La batalla entre ambos ejércitos se llevó a cabo dos días después. Ambos ejércitos recibieron tantas bajas que ninguno avanzó, por lo que la aldea se salvó. De los treinta y dos que salieron a la batalla volvieron trece; todos huyendo. Pero hubo cuatro de ellos que lograron herir o matar a algún enemigo. Y ellos llegaron cansados pero orgullosos, pues habían hecho más que el cobarde de Eidhard. Nadie se molestó en buscarlo. De hecho, la verdad nadie sabía si estaba vivo o muerto. Todos contaron la historia del tonto arrogante que duró menos de cinco minutos dando batalla. El joven que se mofaba de todos y alardeaba de su fuerza fue abatido como una niña indefensa. El rumor se esparció por el pueblo, y todos los hombres y mujeres que sufrieron a manos del gigante se alegraron.

Al mismo tiempo, unos niños que jugaban en el bosque se toparon con un bulto lleno de hojas entre los árboles.

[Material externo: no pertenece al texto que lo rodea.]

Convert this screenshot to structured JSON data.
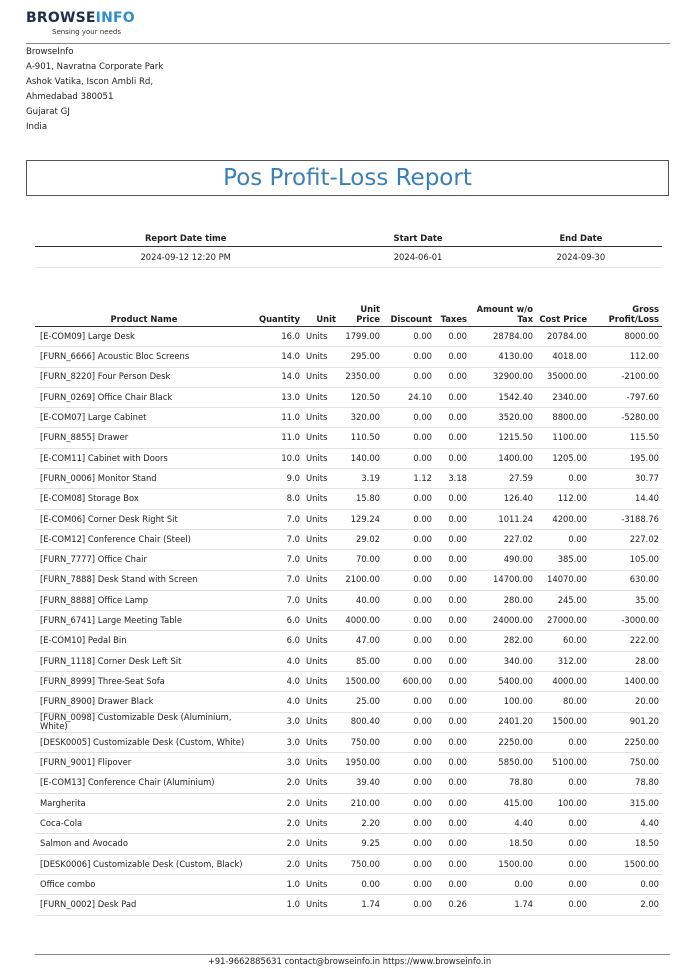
{
  "company": {
    "logo_part1": "BROWSE",
    "logo_part2": "INFO",
    "tagline": "Sensing your needs",
    "address": [
      "BrowseInfo",
      "A-901, Navratna Corporate Park",
      "Ashok Vatika, Iscon Ambli Rd,",
      "Ahmedabad 380051",
      "Gujarat GJ",
      "India"
    ]
  },
  "report": {
    "title": "Pos Profit-Loss Report",
    "info_headers": [
      "Report Date time",
      "Start Date",
      "End Date"
    ],
    "info_values": [
      "2024-09-12 12:20 PM",
      "2024-06-01",
      "2024-09-30"
    ]
  },
  "table": {
    "headers": [
      "Product Name",
      "Quantity",
      "Unit",
      "Unit Price",
      "Discount",
      "Taxes",
      "Amount w/o Tax",
      "Cost Price",
      "Gross Profit/Loss"
    ],
    "rows": [
      [
        "[E-COM09] Large Desk",
        "16.0",
        "Units",
        "1799.00",
        "0.00",
        "0.00",
        "28784.00",
        "20784.00",
        "8000.00"
      ],
      [
        "[FURN_6666] Acoustic Bloc Screens",
        "14.0",
        "Units",
        "295.00",
        "0.00",
        "0.00",
        "4130.00",
        "4018.00",
        "112.00"
      ],
      [
        "[FURN_8220] Four Person Desk",
        "14.0",
        "Units",
        "2350.00",
        "0.00",
        "0.00",
        "32900.00",
        "35000.00",
        "-2100.00"
      ],
      [
        "[FURN_0269] Office Chair Black",
        "13.0",
        "Units",
        "120.50",
        "24.10",
        "0.00",
        "1542.40",
        "2340.00",
        "-797.60"
      ],
      [
        "[E-COM07] Large Cabinet",
        "11.0",
        "Units",
        "320.00",
        "0.00",
        "0.00",
        "3520.00",
        "8800.00",
        "-5280.00"
      ],
      [
        "[FURN_8855] Drawer",
        "11.0",
        "Units",
        "110.50",
        "0.00",
        "0.00",
        "1215.50",
        "1100.00",
        "115.50"
      ],
      [
        "[E-COM11] Cabinet with Doors",
        "10.0",
        "Units",
        "140.00",
        "0.00",
        "0.00",
        "1400.00",
        "1205.00",
        "195.00"
      ],
      [
        "[FURN_0006] Monitor Stand",
        "9.0",
        "Units",
        "3.19",
        "1.12",
        "3.18",
        "27.59",
        "0.00",
        "30.77"
      ],
      [
        "[E-COM08] Storage Box",
        "8.0",
        "Units",
        "15.80",
        "0.00",
        "0.00",
        "126.40",
        "112.00",
        "14.40"
      ],
      [
        "[E-COM06] Corner Desk Right Sit",
        "7.0",
        "Units",
        "129.24",
        "0.00",
        "0.00",
        "1011.24",
        "4200.00",
        "-3188.76"
      ],
      [
        "[E-COM12] Conference Chair (Steel)",
        "7.0",
        "Units",
        "29.02",
        "0.00",
        "0.00",
        "227.02",
        "0.00",
        "227.02"
      ],
      [
        "[FURN_7777] Office Chair",
        "7.0",
        "Units",
        "70.00",
        "0.00",
        "0.00",
        "490.00",
        "385.00",
        "105.00"
      ],
      [
        "[FURN_7888] Desk Stand with Screen",
        "7.0",
        "Units",
        "2100.00",
        "0.00",
        "0.00",
        "14700.00",
        "14070.00",
        "630.00"
      ],
      [
        "[FURN_8888] Office Lamp",
        "7.0",
        "Units",
        "40.00",
        "0.00",
        "0.00",
        "280.00",
        "245.00",
        "35.00"
      ],
      [
        "[FURN_6741] Large Meeting Table",
        "6.0",
        "Units",
        "4000.00",
        "0.00",
        "0.00",
        "24000.00",
        "27000.00",
        "-3000.00"
      ],
      [
        "[E-COM10] Pedal Bin",
        "6.0",
        "Units",
        "47.00",
        "0.00",
        "0.00",
        "282.00",
        "60.00",
        "222.00"
      ],
      [
        "[FURN_1118] Corner Desk Left Sit",
        "4.0",
        "Units",
        "85.00",
        "0.00",
        "0.00",
        "340.00",
        "312.00",
        "28.00"
      ],
      [
        "[FURN_8999] Three-Seat Sofa",
        "4.0",
        "Units",
        "1500.00",
        "600.00",
        "0.00",
        "5400.00",
        "4000.00",
        "1400.00"
      ],
      [
        "[FURN_8900] Drawer Black",
        "4.0",
        "Units",
        "25.00",
        "0.00",
        "0.00",
        "100.00",
        "80.00",
        "20.00"
      ],
      [
        "[FURN_0098] Customizable Desk (Aluminium, White)",
        "3.0",
        "Units",
        "800.40",
        "0.00",
        "0.00",
        "2401.20",
        "1500.00",
        "901.20"
      ],
      [
        "[DESK0005] Customizable Desk (Custom, White)",
        "3.0",
        "Units",
        "750.00",
        "0.00",
        "0.00",
        "2250.00",
        "0.00",
        "2250.00"
      ],
      [
        "[FURN_9001] Flipover",
        "3.0",
        "Units",
        "1950.00",
        "0.00",
        "0.00",
        "5850.00",
        "5100.00",
        "750.00"
      ],
      [
        "[E-COM13] Conference Chair (Aluminium)",
        "2.0",
        "Units",
        "39.40",
        "0.00",
        "0.00",
        "78.80",
        "0.00",
        "78.80"
      ],
      [
        "Margherita",
        "2.0",
        "Units",
        "210.00",
        "0.00",
        "0.00",
        "415.00",
        "100.00",
        "315.00"
      ],
      [
        "Coca-Cola",
        "2.0",
        "Units",
        "2.20",
        "0.00",
        "0.00",
        "4.40",
        "0.00",
        "4.40"
      ],
      [
        "Salmon and Avocado",
        "2.0",
        "Units",
        "9.25",
        "0.00",
        "0.00",
        "18.50",
        "0.00",
        "18.50"
      ],
      [
        "[DESK0006] Customizable Desk (Custom, Black)",
        "2.0",
        "Units",
        "750.00",
        "0.00",
        "0.00",
        "1500.00",
        "0.00",
        "1500.00"
      ],
      [
        "Office combo",
        "1.0",
        "Units",
        "0.00",
        "0.00",
        "0.00",
        "0.00",
        "0.00",
        "0.00"
      ],
      [
        "[FURN_0002] Desk Pad",
        "1.0",
        "Units",
        "1.74",
        "0.00",
        "0.26",
        "1.74",
        "0.00",
        "2.00"
      ]
    ]
  },
  "footer": {
    "text": "+91-9662885631 contact@browseinfo.in https://www.browseinfo.in"
  },
  "colors": {
    "title": "#3a7fb5",
    "logo_dark": "#1d2f4d",
    "logo_light": "#2f8fcd"
  }
}
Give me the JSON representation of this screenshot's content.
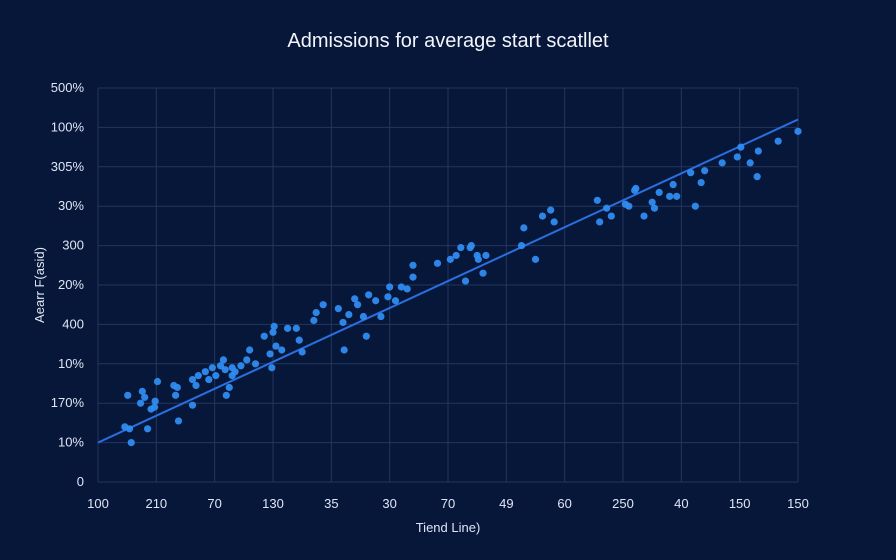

Al acercarse se dieron cuenta que era el cuerpo de Eidhard, azulado y rígido. Los perros ya se habían comido sus piernas, y en su rostro se veía el sufrimiento de haber estado casi un día entero agonizando, solo, en medio de los árboles, frustrado y dándose cuenta que quien lo mató fue su orgullo y no el enemigo. Así fue la historia de Eidhard, el guerrero arrogante que nunca luchó.